From the conclusion:
Although the presence of Asian crops that likely originate from Southeast Asia on early sites in Madagascar corresponds well with linguistic, genetic, and ethnographic evidence for a prehistoric migration of people from this region, the finding that these crops also dominate early assemblages on the Comoros is rather unexpected. In particular, the presence of Asian crops at sites in the Comoros earlier than at sites on Madagascar is of significant interest, and although sampling and preservation biases cannot be discounted, may reflect Austronesian colonization of the Comoros before Madagascar. As noted, however, Comorians today speak Bantu languages, and in addition, preliminary molecular genetic studies suggest that they possess only a small proportion of Southeast Asian ancestry. Nonetheless, the population of the Comoros is small and has been historically subject to significant population bottlenecks and Bantu input as a result of slave raiding and trading over many centuries. Thus, it is possible that the Comoros were settled at an early date by a Southeast Asian population that was later genetically and linguistically swamped. 

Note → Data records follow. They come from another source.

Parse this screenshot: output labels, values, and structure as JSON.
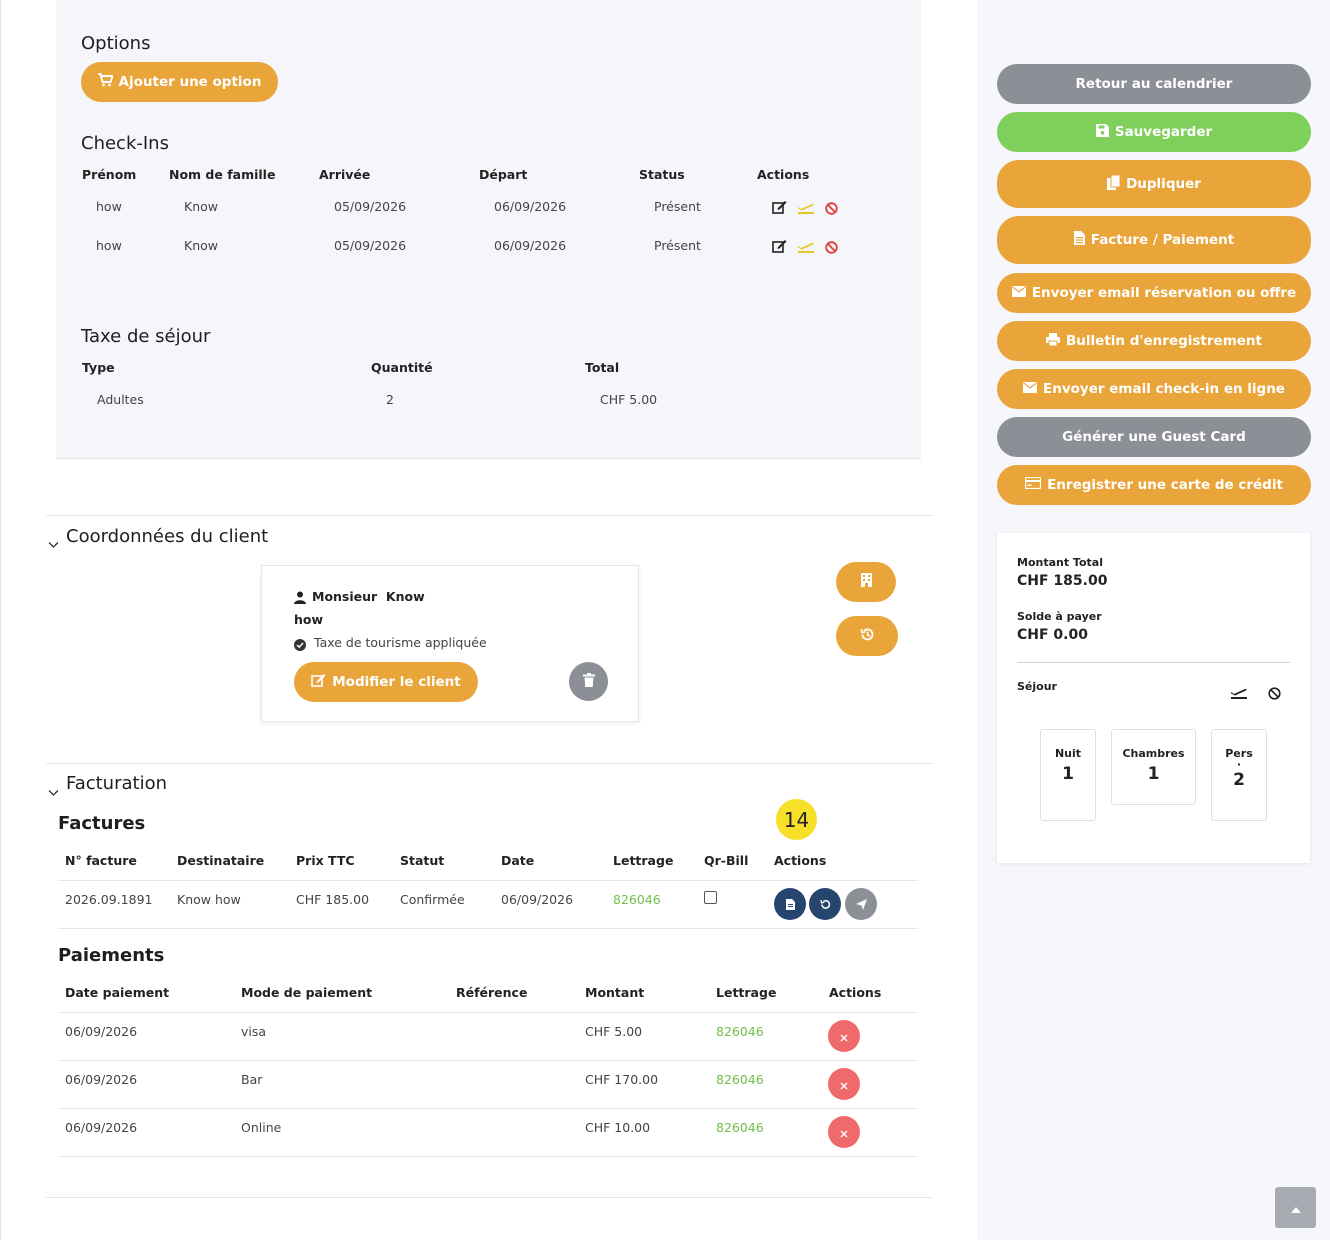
{
  "options": {
    "title": "Options",
    "add_button": "Ajouter une option"
  },
  "checkins": {
    "title": "Check-Ins",
    "headers": [
      "Prénom",
      "Nom de famille",
      "Arrivée",
      "Départ",
      "Status",
      "Actions"
    ],
    "rows": [
      {
        "prenom": "how",
        "nom": "Know",
        "arrivee": "05/09/2026",
        "depart": "06/09/2026",
        "status": "Présent"
      },
      {
        "prenom": "how",
        "nom": "Know",
        "arrivee": "05/09/2026",
        "depart": "06/09/2026",
        "status": "Présent"
      }
    ]
  },
  "taxe": {
    "title": "Taxe de séjour",
    "headers": [
      "Type",
      "Quantité",
      "Total"
    ],
    "rows": [
      {
        "type": "Adultes",
        "quantite": "2",
        "total": "CHF 5.00"
      }
    ]
  },
  "client": {
    "section_title": "Coordonnées du client",
    "name_line": "Monsieur  Know",
    "first_name": "how",
    "tax_note": "Taxe de tourisme appliquée",
    "edit_button": "Modifier le client"
  },
  "billing": {
    "section_title": "Facturation",
    "badge": "14",
    "invoices": {
      "title": "Factures",
      "headers": [
        "N° facture",
        "Destinataire",
        "Prix TTC",
        "Statut",
        "Date",
        "Lettrage",
        "Qr-Bill",
        "Actions"
      ],
      "rows": [
        {
          "numero": "2026.09.1891",
          "destinataire": "Know how",
          "prix": "CHF 185.00",
          "statut": "Confirmée",
          "date": "06/09/2026",
          "lettrage": "826046"
        }
      ]
    },
    "payments": {
      "title": "Paiements",
      "headers": [
        "Date paiement",
        "Mode de paiement",
        "Référence",
        "Montant",
        "Lettrage",
        "Actions"
      ],
      "rows": [
        {
          "date": "06/09/2026",
          "mode": "visa",
          "reference": "",
          "montant": "CHF 5.00",
          "lettrage": "826046"
        },
        {
          "date": "06/09/2026",
          "mode": "Bar",
          "reference": "",
          "montant": "CHF 170.00",
          "lettrage": "826046"
        },
        {
          "date": "06/09/2026",
          "mode": "Online",
          "reference": "",
          "montant": "CHF 10.00",
          "lettrage": "826046"
        }
      ]
    }
  },
  "sidebar": {
    "buttons": {
      "retour": "Retour au calendrier",
      "sauvegarder": "Sauvegarder",
      "dupliquer": "Dupliquer",
      "facture": "Facture / Paiement",
      "email_reservation": "Envoyer email réservation ou offre",
      "bulletin": "Bulletin d'enregistrement",
      "email_checkin": "Envoyer email check-in en ligne",
      "guest_card": "Générer une Guest Card",
      "carte_credit": "Enregistrer une carte de crédit"
    },
    "summary": {
      "montant_total_label": "Montant Total",
      "montant_total": "CHF 185.00",
      "solde_label": "Solde à payer",
      "solde": "CHF 0.00",
      "sejour_label": "Séjour",
      "nuit_label": "Nuit",
      "nuit": "1",
      "chambres_label": "Chambres",
      "chambres": "1",
      "pers_label": "Pers",
      "pers_sep": "·",
      "pers": "2"
    }
  },
  "colors": {
    "orange": "#e9a53a",
    "gray": "#8c8f96",
    "green": "#7fd05b",
    "navy": "#27466f",
    "red": "#ef6b6b",
    "badge": "#f7e02a"
  }
}
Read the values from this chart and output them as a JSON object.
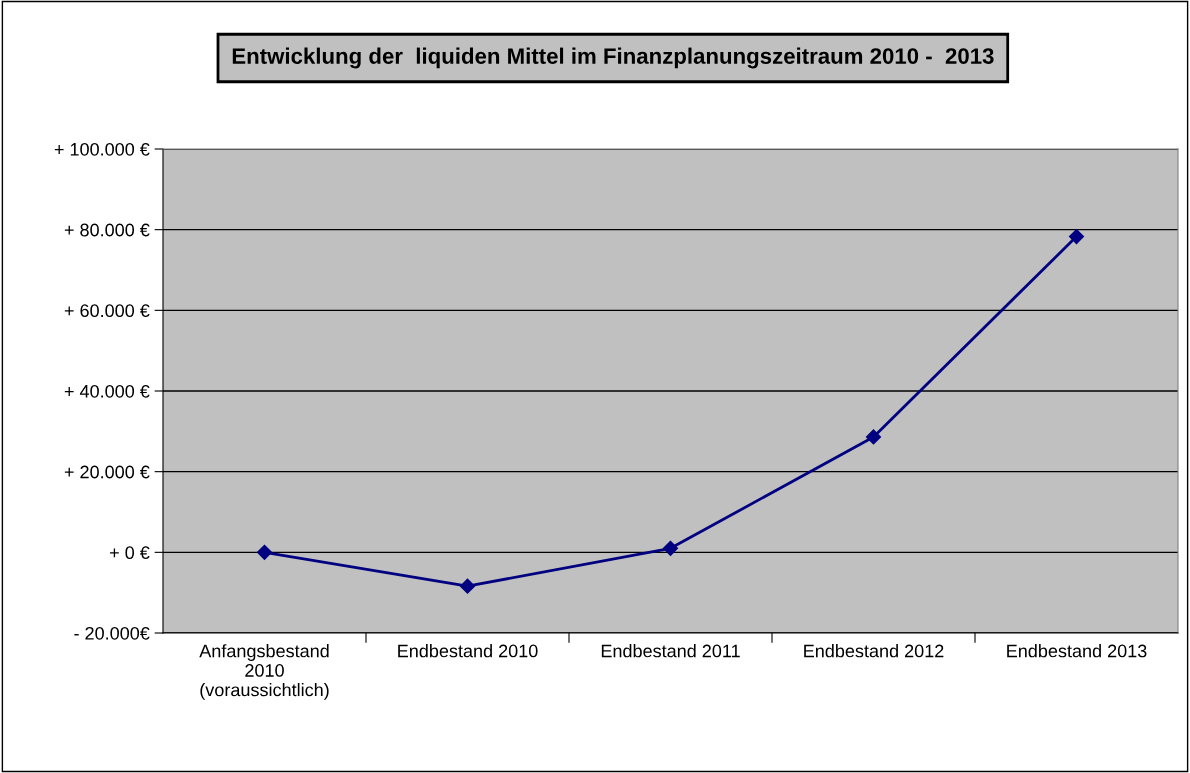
{
  "chart_data": {
    "type": "line",
    "title": "Entwicklung der  liquiden Mittel im Finanzplanungszeitraum 2010 -  2013",
    "categories": [
      "Anfangsbestand\n2010\n(voraussichtlich)",
      "Endbestand 2010",
      "Endbestand 2011",
      "Endbestand 2012",
      "Endbestand 2013"
    ],
    "series": [
      {
        "color": "#000080",
        "values": [
          0,
          -8400,
          1000,
          28600,
          78300
        ]
      }
    ],
    "ylim": [
      -20000,
      100000
    ],
    "yticks": [
      {
        "value": -20000,
        "label": "- 20.000€"
      },
      {
        "value": 0,
        "label": "+ 0 €"
      },
      {
        "value": 20000,
        "label": "+ 20.000 €"
      },
      {
        "value": 40000,
        "label": "+ 40.000 €"
      },
      {
        "value": 60000,
        "label": "+ 60.000 €"
      },
      {
        "value": 80000,
        "label": "+ 80.000 €"
      },
      {
        "value": 100000,
        "label": "+ 100.000 €"
      }
    ],
    "grid": "y",
    "marker": "diamond",
    "line_style": "solid",
    "legend": false
  }
}
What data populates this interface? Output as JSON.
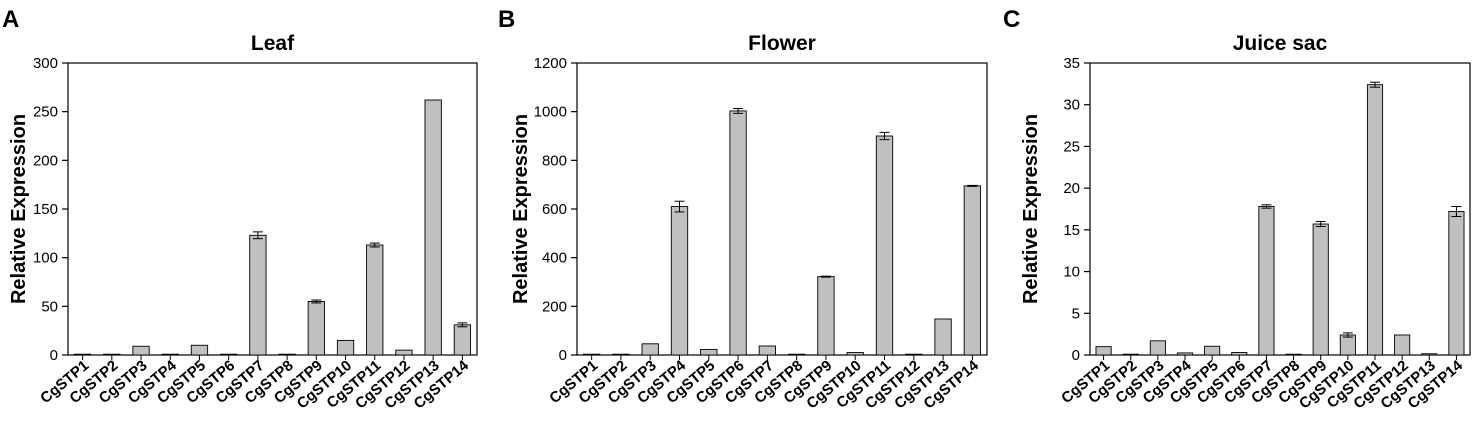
{
  "chart_data": [
    {
      "panel": "A",
      "type": "bar",
      "title": "Leaf",
      "ylabel": "Relative Expression",
      "xlabel": "",
      "ylim": [
        0,
        300
      ],
      "yticks": [
        0,
        50,
        100,
        150,
        200,
        250,
        300
      ],
      "grid": false,
      "bar_color": "#c0c0c0",
      "categories": [
        "CgSTP1",
        "CgSTP2",
        "CgSTP3",
        "CgSTP4",
        "CgSTP5",
        "CgSTP6",
        "CgSTP7",
        "CgSTP8",
        "CgSTP9",
        "CgSTP10",
        "CgSTP11",
        "CgSTP12",
        "CgSTP13",
        "CgSTP14"
      ],
      "values": [
        0.8,
        0.2,
        9,
        0.3,
        10,
        0.3,
        123,
        0.2,
        55,
        15,
        113,
        5,
        262,
        31
      ],
      "errors": [
        0,
        0,
        0,
        0,
        0,
        0,
        3.5,
        0,
        1.5,
        0,
        2,
        0,
        0,
        2
      ]
    },
    {
      "panel": "B",
      "type": "bar",
      "title": "Flower",
      "ylabel": "Relative Expression",
      "xlabel": "",
      "ylim": [
        0,
        1200
      ],
      "yticks": [
        0,
        200,
        400,
        600,
        800,
        1000,
        1200
      ],
      "grid": false,
      "bar_color": "#c0c0c0",
      "categories": [
        "CgSTP1",
        "CgSTP2",
        "CgSTP3",
        "CgSTP4",
        "CgSTP5",
        "CgSTP6",
        "CgSTP7",
        "CgSTP8",
        "CgSTP9",
        "CgSTP10",
        "CgSTP11",
        "CgSTP12",
        "CgSTP13",
        "CgSTP14"
      ],
      "values": [
        0.5,
        0.5,
        46,
        610,
        23,
        1003,
        37,
        3,
        322,
        10,
        900,
        0.5,
        148,
        695
      ],
      "errors": [
        0,
        0,
        0,
        22,
        0,
        10,
        0,
        0,
        2,
        0,
        15,
        0,
        0,
        2
      ]
    },
    {
      "panel": "C",
      "type": "bar",
      "title": "Juice sac",
      "ylabel": "Relative Expression",
      "xlabel": "",
      "ylim": [
        0,
        35
      ],
      "yticks": [
        0,
        5,
        10,
        15,
        20,
        25,
        30,
        35
      ],
      "grid": false,
      "bar_color": "#c0c0c0",
      "categories": [
        "CgSTP1",
        "CgSTP2",
        "CgSTP3",
        "CgSTP4",
        "CgSTP5",
        "CgSTP6",
        "CgSTP7",
        "CgSTP8",
        "CgSTP9",
        "CgSTP10",
        "CgSTP11",
        "CgSTP12",
        "CgSTP13",
        "CgSTP14"
      ],
      "values": [
        1.0,
        0.02,
        1.7,
        0.25,
        1.05,
        0.3,
        17.8,
        0.02,
        15.7,
        2.4,
        32.4,
        2.4,
        0.15,
        17.2
      ],
      "errors": [
        0,
        0,
        0,
        0,
        0,
        0,
        0.2,
        0,
        0.3,
        0.25,
        0.3,
        0,
        0,
        0.6
      ]
    }
  ]
}
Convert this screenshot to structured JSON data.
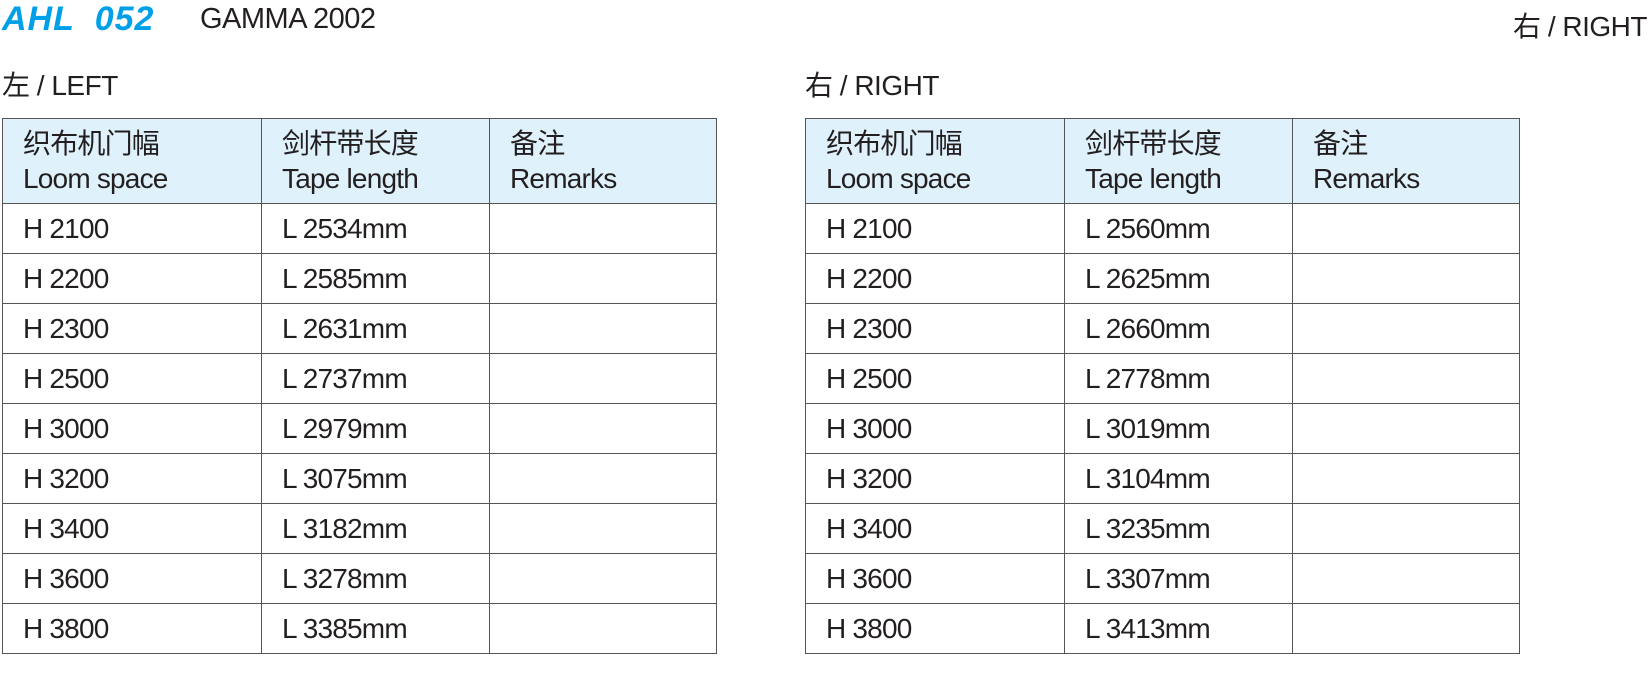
{
  "header": {
    "model": "AHL  052",
    "series": "GAMMA 2002",
    "corner_label": "右 / RIGHT"
  },
  "left": {
    "label": "左 / LEFT",
    "columns": [
      {
        "zh": "织布机门幅",
        "en": "Loom space"
      },
      {
        "zh": "剑杆带长度",
        "en": "Tape length"
      },
      {
        "zh": "备注",
        "en": "Remarks"
      }
    ],
    "rows": [
      [
        "H 2100",
        "L 2534mm",
        ""
      ],
      [
        "H 2200",
        "L 2585mm",
        ""
      ],
      [
        "H 2300",
        "L 2631mm",
        ""
      ],
      [
        "H 2500",
        "L 2737mm",
        ""
      ],
      [
        "H 3000",
        "L 2979mm",
        ""
      ],
      [
        "H 3200",
        "L 3075mm",
        ""
      ],
      [
        "H 3400",
        "L 3182mm",
        ""
      ],
      [
        "H 3600",
        "L 3278mm",
        ""
      ],
      [
        "H 3800",
        "L 3385mm",
        ""
      ]
    ]
  },
  "right": {
    "label": "右 / RIGHT",
    "columns": [
      {
        "zh": "织布机门幅",
        "en": "Loom space"
      },
      {
        "zh": "剑杆带长度",
        "en": "Tape length"
      },
      {
        "zh": "备注",
        "en": "Remarks"
      }
    ],
    "rows": [
      [
        "H 2100",
        "L 2560mm",
        ""
      ],
      [
        "H 2200",
        "L 2625mm",
        ""
      ],
      [
        "H 2300",
        "L 2660mm",
        ""
      ],
      [
        "H 2500",
        "L 2778mm",
        ""
      ],
      [
        "H 3000",
        "L 3019mm",
        ""
      ],
      [
        "H 3200",
        "L 3104mm",
        ""
      ],
      [
        "H 3400",
        "L 3235mm",
        ""
      ],
      [
        "H 3600",
        "L 3307mm",
        ""
      ],
      [
        "H 3800",
        "L 3413mm",
        ""
      ]
    ]
  },
  "colors": {
    "accent": "#00a0e9",
    "header_bg": "#dff1fb"
  }
}
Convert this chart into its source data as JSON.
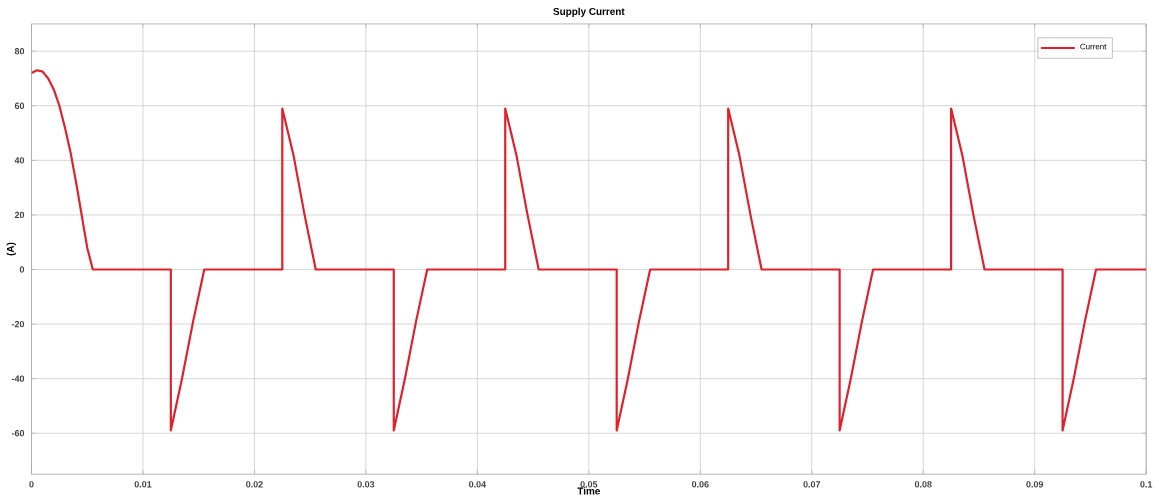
{
  "chart_data": {
    "type": "line",
    "title": "Supply Current",
    "xlabel": "Time",
    "ylabel": "(A)",
    "x": [
      0,
      0.0005,
      0.001,
      0.0015,
      0.002,
      0.0025,
      0.003,
      0.0035,
      0.004,
      0.0045,
      0.005,
      0.0055,
      0.0125,
      0.0125,
      0.0135,
      0.0145,
      0.0155,
      0.0225,
      0.0225,
      0.0235,
      0.0245,
      0.0255,
      0.0325,
      0.0325,
      0.0335,
      0.0345,
      0.0355,
      0.0425,
      0.0425,
      0.0435,
      0.0445,
      0.0455,
      0.0525,
      0.0525,
      0.0535,
      0.0545,
      0.0555,
      0.0625,
      0.0625,
      0.0635,
      0.0645,
      0.0655,
      0.0725,
      0.0725,
      0.0735,
      0.0745,
      0.0755,
      0.0825,
      0.0825,
      0.0835,
      0.0845,
      0.0855,
      0.0925,
      0.0925,
      0.0935,
      0.0945,
      0.0955,
      0.1
    ],
    "series": [
      {
        "name": "Current",
        "color": "#e0202a",
        "values": [
          72,
          73,
          72.5,
          70,
          66,
          60,
          52,
          43,
          32,
          20,
          8,
          0,
          0,
          -59,
          -40,
          -19,
          0,
          0,
          59,
          42,
          20,
          0,
          0,
          -59,
          -40,
          -19,
          0,
          0,
          59,
          42,
          20,
          0,
          0,
          -59,
          -40,
          -19,
          0,
          0,
          59,
          42,
          20,
          0,
          0,
          -59,
          -40,
          -19,
          0,
          0,
          59,
          42,
          20,
          0,
          0,
          -59,
          -40,
          -19,
          0,
          0
        ]
      }
    ],
    "xlim": [
      0,
      0.1
    ],
    "ylim": [
      -75,
      90
    ],
    "xticks": [
      0,
      0.01,
      0.02,
      0.03,
      0.04,
      0.05,
      0.06,
      0.07,
      0.08,
      0.09,
      0.1
    ],
    "yticks": [
      -60,
      -40,
      -20,
      0,
      20,
      40,
      60,
      80
    ],
    "grid": true,
    "legend": "top right",
    "line_style": "solid",
    "marker": "none"
  }
}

Direct colonization from Southeast Asia is common to many models of Madagascar’s Austronesian settlement, particularly those put forward by archaeologists and geneticists. However, linguistics have offered another perspective, with some linguists taking the view that the remarkable unity of Bantu loanwords and grammatical features throughout Malagasy dialects can only be explained through initial Austronesian settlement on the African mainland and/or the Comoros. Early Southeast Asian presence or influence on the Comoros has also been suggested on the basis of the apparent presence of several 10th or 11th century “Austronesian-type” furnaces on Mayotte as well as findings of shell-impressed pottery at early sites on the islands. These suggested Austronesian linkages, however, have been both limited and contentious. This study suggests that they deserve reinvestigation together with the argument that the Comoros may have served as a key base for Southeast Asian commercial activity in the western Indian Ocean, including an alternative slave-trading corridor. Independent linguistic, genetic, and archaeological studies are required to examine the role of the Comoros in early Indian Ocean population movements and commercial trade.